Abstract
The UK pioneered birth cohort studies and launched 3 national studies in 1946, 1958 and 1970. Professor Jean Golding, who had worked on the latter two studies, went on to design and launch the Avon Longitudinal Study of Parents and Children (ALSPAC) in the early 1990s. ALSPAC was a local, not national study and recruited nearly 15,000 pregnant women residing in the UK county of Avon. The Study has intensively followed up these mothers, their partners, their children and so far approximately 700 grandchildren making it a unique 3-generational study.
Data are collected from: postal questionnaires, health and education records, environmental monitoring, hands-on assessments and biological samples including blood, urine, placentas, hair, nails, teeth and saliva. Lymphoblastic cell lines have been produced and the DNA bank has approximately 25,000 cases currently with available DNA. Many qualitative and quantitative sub-studies have also been carried out.

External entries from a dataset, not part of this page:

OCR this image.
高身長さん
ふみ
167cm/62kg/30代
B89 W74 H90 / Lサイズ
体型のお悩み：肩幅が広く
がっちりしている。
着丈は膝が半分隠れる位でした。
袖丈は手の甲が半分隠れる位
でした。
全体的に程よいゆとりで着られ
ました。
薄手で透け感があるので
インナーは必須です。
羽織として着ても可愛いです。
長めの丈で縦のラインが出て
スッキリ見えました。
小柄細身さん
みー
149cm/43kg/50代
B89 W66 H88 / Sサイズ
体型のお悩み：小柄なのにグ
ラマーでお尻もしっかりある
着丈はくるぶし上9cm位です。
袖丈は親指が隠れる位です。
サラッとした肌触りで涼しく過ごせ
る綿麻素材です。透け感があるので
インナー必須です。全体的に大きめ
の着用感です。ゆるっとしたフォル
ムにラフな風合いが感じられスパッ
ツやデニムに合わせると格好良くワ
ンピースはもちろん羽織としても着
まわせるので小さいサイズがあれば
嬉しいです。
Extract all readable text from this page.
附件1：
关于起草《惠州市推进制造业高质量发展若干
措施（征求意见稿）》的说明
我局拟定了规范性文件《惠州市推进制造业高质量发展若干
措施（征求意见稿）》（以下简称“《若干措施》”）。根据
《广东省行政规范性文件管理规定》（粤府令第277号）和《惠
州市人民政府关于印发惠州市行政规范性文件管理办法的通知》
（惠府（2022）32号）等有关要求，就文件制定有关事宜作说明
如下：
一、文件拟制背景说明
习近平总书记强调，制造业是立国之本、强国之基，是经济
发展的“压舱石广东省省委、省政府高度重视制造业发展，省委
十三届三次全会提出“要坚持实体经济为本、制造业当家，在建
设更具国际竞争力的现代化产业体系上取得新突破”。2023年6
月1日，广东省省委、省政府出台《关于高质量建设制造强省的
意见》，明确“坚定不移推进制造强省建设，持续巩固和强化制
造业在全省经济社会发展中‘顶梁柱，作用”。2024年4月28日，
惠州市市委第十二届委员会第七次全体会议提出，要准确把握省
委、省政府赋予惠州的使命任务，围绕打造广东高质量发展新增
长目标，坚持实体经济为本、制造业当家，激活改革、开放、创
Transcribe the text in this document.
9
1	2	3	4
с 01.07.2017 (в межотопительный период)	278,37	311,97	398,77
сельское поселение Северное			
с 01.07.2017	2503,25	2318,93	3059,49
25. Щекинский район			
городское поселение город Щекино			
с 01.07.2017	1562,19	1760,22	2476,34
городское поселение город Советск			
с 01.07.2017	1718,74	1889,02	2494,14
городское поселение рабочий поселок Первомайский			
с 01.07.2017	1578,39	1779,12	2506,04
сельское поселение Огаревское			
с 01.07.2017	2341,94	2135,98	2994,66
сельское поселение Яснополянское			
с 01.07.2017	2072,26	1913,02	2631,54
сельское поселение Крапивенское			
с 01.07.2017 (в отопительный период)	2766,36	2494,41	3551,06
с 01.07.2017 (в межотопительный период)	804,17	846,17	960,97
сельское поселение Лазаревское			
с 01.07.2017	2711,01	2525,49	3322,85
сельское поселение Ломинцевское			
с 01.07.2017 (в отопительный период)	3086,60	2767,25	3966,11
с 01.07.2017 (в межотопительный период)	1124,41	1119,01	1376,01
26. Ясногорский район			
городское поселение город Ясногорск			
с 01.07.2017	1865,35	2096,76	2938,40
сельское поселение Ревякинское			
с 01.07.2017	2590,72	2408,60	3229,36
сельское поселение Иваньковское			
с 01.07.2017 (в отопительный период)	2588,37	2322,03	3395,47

ALSPAC was innovative in a number of ways: recruitment was during pregnancy allowing for invaluable prenatal data to be collected; the Study had its own Ethics Committee at a time when governance structures in research was minimal or non-existent; genetics was included in the methodology from the outset; detailed data from fathers or partners were also collected.
The ALSPAC data provides an invaluable resource for scientists worldwide and continues to be extensively used; over 1750 scientific papers have been published to date. Strategic planning for ALSPAC’s next 5 years is underway and funding should be confirmed for this period early next year.